Tuesday 31 January 2017

Investors call for inquiry into failed offshore funds

EWAN LAMB reports

Investors and shareholders caught up in the multi-million pound collapse of the Manx-based Premier Group and its associated funds are calling on the authorities on both sides of the Atlantic to mount a full scale investigation into the activities of the organisation's directors.

A number of inquiries by administrators and liquidators are already underway, including a probe into the affairs of the bankrupt New Earth Recycling & Renewables [Infrastructure] Fund or NERR which was hand picked by Scottish Borders Council to finance a £21 million waste treatment plant at Galashiels.

The NERR fund, managed, controlled and promoted by Premier Group, suffered a spectacular liquidation last year, leaving 3,250 investors in limbo. Insolvency experts have already warned there is unlikely to be any dividend for shareholders as they pick over the mess left by the 'death' of the Premier empire.

Not Just Sheep & Rugby investigations have uncovered several disturbing aspects of the fiasco which resulted in the cancellation of the Borders project and left local taxpayers at least £2.4 million out of pocket. Our efforts to get at the truth continue, but there is still no sign of any kind of official inquiry into the role played by elected councillors and local government officers with the financial losses written off in cavalier fashion.

Now SBC is having to embark on an alternative waste management solution involving the construction of a £6 million waste transfer station on the site of the planned New Earth Solutions (NES) scheme at Easter Langlee. Up to 50,000 tonnes of domestic rubbish will have to be hauled out of the region by road each year to be processed at sites in other parts of Scotland or beyond.

Today, for the first time, the Premier Group's demise and its ramifications have received extensive coverage in the Isle of Man media.

According to Isle of Man Today, a website which carries articles published in the Isle of Man Examiner, the losses sustained by investors in the various funds runs into tens of millions of dollars.

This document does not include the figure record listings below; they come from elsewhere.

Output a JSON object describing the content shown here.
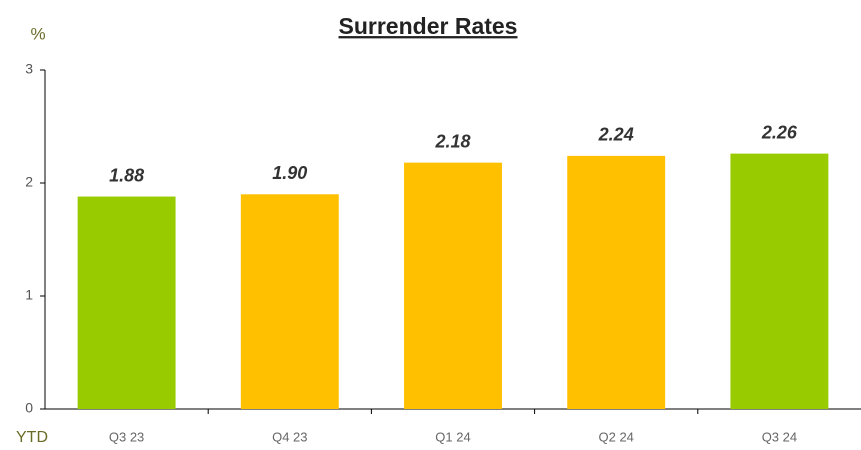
{
  "chart_data": {
    "type": "bar",
    "title": "Surrender Rates",
    "unit_label": "%",
    "x_axis_note": "YTD",
    "categories": [
      "Q3 23",
      "Q4 23",
      "Q1 24",
      "Q2 24",
      "Q3 24"
    ],
    "values": [
      1.88,
      1.9,
      2.18,
      2.24,
      2.26
    ],
    "value_labels": [
      "1.88",
      "1.90",
      "2.18",
      "2.24",
      "2.26"
    ],
    "colors": [
      "#99cc00",
      "#ffc000",
      "#ffc000",
      "#ffc000",
      "#99cc00"
    ],
    "ylim": [
      0,
      3
    ],
    "yticks": [
      0,
      1,
      2,
      3
    ],
    "grid": false
  }
}
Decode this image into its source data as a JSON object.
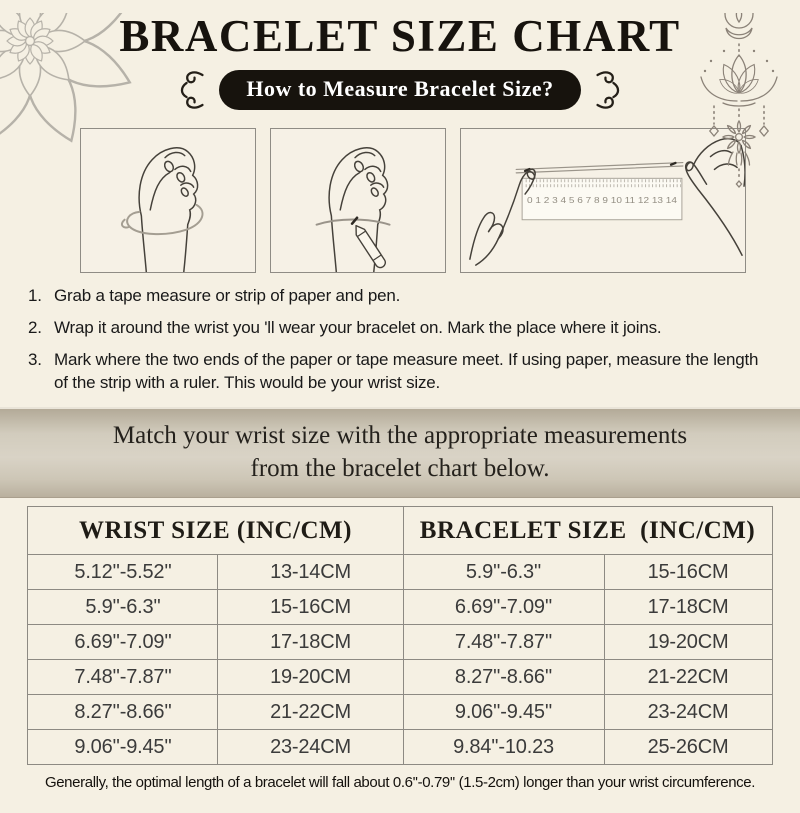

Beneath a headline which reads: SAVERS LOSE MILLIONS AS INVESTMENT FUNDS CRASH IOM Today details the various disasters which have hit Premier Group and its associated entities.

The article states: " Premier Group (Isle of Man) Ltd, based at Ridgeway Street, Douglas, was established in 2007 and latterly focused on renewable and green investments including recycling plants in the UK.

"But as far back as 2010 investors had been raising concerns about the fund group it succeeded, also named Premier Group IoM, which was launched in 2001 and had seen funds that it promoted grow to £500 m but closed to new investments in 2005.

"The Premier Shareholders Group accused the Manx government of failing to protect investors after a fund marketed as ‘low risk’ was subjected to a market value adjuster. That 2001 company was not regulated by the island’s Financial Services Authority (FSA)."

This early history of the Group is of particular relevance to SBC's involvement with the New Earth regime, a liaison which was not forged until 2011. So were Borders councillors made aware of these concerns before signing the paperwork on a £80 million contract which was subsequently ripped up and binned?

The IOM Today article continues: "NERR and its two feeder funds, had a valuation of $292.22 m and a total of 3,249 investors, the majority of whom are unlikely to get much of their money back.

"The higher risk nature of the funds was explained in the funds’ offering documents. ‘Substantial recovery of value from those investments may be unlikely,’ says the FSA. The FSA filed a claim to wind up the three funds after two other linked companies, New Earth Solutions Group and New Earth Solutions Facilities Management, in which NERR was the majority shareholder, were put into administration in the UK." 

An investor in one of the Premier funds declared: " the proper authorities need to investigate this fiasco both in the UK and the USA. Sadly this mess will be quite difficult to clear up given the overly complex structure of these businesses and funds. People investing in what they thought would be profitable, eco-friendly and socially responsible ventures are being swindled".